Amerika ve İsrail’in Lübnan’a saldırmak gibi tehlikeli bir hedefi. Bu nedenle son sözü Maidan’ın söylediğini ve diğer her türlü hamleyi güvenle yapabileceğini söyleyebiliriz. Düşmana karşı zafer hedefinden uzak sözler kabul edilemez ve çabuk yargılanmamalıdır. Ayrıca herkes şunu anlamalıdır ki, Siyonist rejimin Lübnan’a yönelik mevcut saldırısı sadece ülkenin Gazze direnişine verdiği desteğe bir yanıt değildir. Siyasi stratejik değerlendirmelere göre Amerikalı ve Siyonist partiler, Lübnan’a hakim olma projelerini hayata geçirme arayışındadır. Bölgenin tamamında yıllardır aktif olan tüm direniş hareketlerinin yok edilmesi ve ardından Arap ülkeleri ile İsrail arasındaki normalleşme anlaşmalarının genişletilmesi, bu rejimin bölgedeki işgalini sağlamlaştırması ve genişletmesi ve en önemlisi bir acil ihtiyaç var. Arap-İsrail koalisyonu İran’ın yaratılmasına karşı; Çünkü İran, bölgedeki Amerikan-Siyonist kibir projesine karşı mücadelede okun ucudur.
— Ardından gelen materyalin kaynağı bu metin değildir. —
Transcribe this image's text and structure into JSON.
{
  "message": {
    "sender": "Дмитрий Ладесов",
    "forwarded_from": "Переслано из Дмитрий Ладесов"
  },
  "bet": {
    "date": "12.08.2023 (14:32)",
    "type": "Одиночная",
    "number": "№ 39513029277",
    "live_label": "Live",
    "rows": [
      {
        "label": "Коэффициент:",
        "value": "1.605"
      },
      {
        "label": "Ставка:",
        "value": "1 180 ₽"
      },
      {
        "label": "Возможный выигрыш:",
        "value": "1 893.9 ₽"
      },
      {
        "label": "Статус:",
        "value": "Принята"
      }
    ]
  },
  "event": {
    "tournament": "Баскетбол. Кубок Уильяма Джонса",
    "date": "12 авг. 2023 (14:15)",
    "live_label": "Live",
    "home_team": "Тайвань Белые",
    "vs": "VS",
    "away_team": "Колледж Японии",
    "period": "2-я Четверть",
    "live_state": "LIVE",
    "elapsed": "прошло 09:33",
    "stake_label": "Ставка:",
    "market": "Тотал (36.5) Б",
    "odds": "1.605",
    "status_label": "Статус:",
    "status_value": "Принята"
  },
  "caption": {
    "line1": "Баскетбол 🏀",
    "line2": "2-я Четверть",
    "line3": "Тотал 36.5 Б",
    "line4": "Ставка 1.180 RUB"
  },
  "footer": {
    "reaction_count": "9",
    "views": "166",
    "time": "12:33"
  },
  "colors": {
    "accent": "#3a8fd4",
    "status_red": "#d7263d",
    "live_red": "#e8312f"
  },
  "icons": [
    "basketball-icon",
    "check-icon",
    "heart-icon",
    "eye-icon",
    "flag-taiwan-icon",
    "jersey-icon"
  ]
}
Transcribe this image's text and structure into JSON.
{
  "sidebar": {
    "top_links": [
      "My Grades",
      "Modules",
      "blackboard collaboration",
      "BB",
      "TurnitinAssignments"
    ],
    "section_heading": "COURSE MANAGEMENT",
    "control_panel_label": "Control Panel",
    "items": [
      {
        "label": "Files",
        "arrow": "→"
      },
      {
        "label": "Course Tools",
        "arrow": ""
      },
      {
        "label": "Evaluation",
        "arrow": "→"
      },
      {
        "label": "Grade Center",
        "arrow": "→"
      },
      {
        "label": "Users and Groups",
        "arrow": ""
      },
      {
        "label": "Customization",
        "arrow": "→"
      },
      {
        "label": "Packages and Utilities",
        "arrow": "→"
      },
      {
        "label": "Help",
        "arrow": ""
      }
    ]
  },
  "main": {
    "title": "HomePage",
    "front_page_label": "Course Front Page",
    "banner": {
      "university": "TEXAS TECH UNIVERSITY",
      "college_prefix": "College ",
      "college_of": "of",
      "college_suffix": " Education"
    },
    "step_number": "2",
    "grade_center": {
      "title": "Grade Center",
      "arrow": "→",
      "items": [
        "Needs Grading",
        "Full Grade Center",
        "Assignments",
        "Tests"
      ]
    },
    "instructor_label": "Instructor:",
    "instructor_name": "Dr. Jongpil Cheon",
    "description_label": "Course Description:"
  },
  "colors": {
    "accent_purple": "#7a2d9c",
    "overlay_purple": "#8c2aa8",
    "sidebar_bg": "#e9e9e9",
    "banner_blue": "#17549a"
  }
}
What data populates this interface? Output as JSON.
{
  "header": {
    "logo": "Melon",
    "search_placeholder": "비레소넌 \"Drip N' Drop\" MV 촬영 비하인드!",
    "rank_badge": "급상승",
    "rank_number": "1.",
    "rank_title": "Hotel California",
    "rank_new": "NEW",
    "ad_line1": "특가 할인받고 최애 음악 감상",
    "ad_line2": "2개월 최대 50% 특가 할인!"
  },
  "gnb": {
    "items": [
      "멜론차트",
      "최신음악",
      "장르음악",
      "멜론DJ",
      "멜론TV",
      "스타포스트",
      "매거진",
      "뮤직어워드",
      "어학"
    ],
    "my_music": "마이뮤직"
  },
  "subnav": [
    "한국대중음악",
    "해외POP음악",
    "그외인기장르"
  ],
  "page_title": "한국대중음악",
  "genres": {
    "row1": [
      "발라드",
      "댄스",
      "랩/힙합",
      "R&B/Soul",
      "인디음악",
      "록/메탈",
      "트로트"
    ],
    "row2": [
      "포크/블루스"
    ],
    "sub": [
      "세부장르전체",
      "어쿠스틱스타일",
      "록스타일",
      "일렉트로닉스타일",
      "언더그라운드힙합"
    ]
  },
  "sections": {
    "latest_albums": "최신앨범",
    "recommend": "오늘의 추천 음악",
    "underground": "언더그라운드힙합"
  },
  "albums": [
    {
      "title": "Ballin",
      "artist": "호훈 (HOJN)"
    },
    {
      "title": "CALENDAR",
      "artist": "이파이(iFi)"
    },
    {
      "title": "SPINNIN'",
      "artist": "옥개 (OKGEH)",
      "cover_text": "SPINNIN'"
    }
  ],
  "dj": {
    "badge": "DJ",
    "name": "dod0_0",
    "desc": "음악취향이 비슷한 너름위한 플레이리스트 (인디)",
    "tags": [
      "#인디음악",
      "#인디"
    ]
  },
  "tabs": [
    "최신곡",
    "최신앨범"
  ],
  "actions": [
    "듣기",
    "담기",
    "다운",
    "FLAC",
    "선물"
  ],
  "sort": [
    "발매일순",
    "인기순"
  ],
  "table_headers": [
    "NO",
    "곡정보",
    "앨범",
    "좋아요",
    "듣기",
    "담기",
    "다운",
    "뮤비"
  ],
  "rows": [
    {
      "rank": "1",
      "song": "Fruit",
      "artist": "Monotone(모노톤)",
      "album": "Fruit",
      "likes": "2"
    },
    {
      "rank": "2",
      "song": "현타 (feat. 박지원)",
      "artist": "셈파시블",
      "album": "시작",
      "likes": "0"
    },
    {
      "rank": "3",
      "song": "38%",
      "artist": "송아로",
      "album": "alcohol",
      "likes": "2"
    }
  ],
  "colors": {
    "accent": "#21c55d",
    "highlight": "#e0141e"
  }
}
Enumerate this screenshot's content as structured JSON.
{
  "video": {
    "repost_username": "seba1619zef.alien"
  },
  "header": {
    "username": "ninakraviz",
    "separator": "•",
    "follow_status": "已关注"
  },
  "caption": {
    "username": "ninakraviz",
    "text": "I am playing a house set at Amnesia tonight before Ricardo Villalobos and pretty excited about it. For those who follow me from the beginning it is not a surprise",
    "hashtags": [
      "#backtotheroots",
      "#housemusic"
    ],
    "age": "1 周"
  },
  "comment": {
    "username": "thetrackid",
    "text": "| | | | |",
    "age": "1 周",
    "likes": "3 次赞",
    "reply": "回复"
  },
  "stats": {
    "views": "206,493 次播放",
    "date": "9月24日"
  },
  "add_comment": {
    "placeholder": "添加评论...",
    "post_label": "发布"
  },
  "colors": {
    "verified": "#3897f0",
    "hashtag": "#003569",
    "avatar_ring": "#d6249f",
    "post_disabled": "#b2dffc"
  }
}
Direniş; Amerika ve İsrail’in tüm bölge için tehlikeli planına karşı güçlü bir engel.
Siyonist ve destekçileri.
Dolayısıyla Mohammad Raad’ın bu kesin sözlerinden şunu anlayabiliriz: Bölgedeki tüm Arap ülkeleri uyanık olursa, İsrail ile Amerika arasındaki bugünkü savaşın sadece Lübnan veya Gazze ile yapılan bir savaş olmadığını anlayacaklardır. Aksine bu savaş, bölgeye hakim olma ve İsrail işgalini Nil’den Fırat’a kadar tüm Arap ülkelerine ve hatta uzlaşma ülkelerine yayma yönündeki daha büyük ve tehlikeli bir projeyle paralellik göstermektedir. Dolayısıyla bölgedeki Siyonist işgale karşı mücadele, bugün bu görevi üstlenen tek direniş ekseni olan Arapların ve Müslümanların ortak görevidir. İsrail, direnişe büyük bir darbe indirecek ve hatta hedeflerinin çoğunu uygulayacak sürpriz bir komploya sahip olabilir, ancak Filistin direnişinin önleyici saldırısı Tel Aviv ve Washington’un tüm kartlarını alt üst etti ve İsrail’in birçok ülkeyi yıpratma savaşına saplanmasına neden oldu. herhangi bir zafer şansı olmadan ve/veya işin dışında kalma ihtimali olmadan.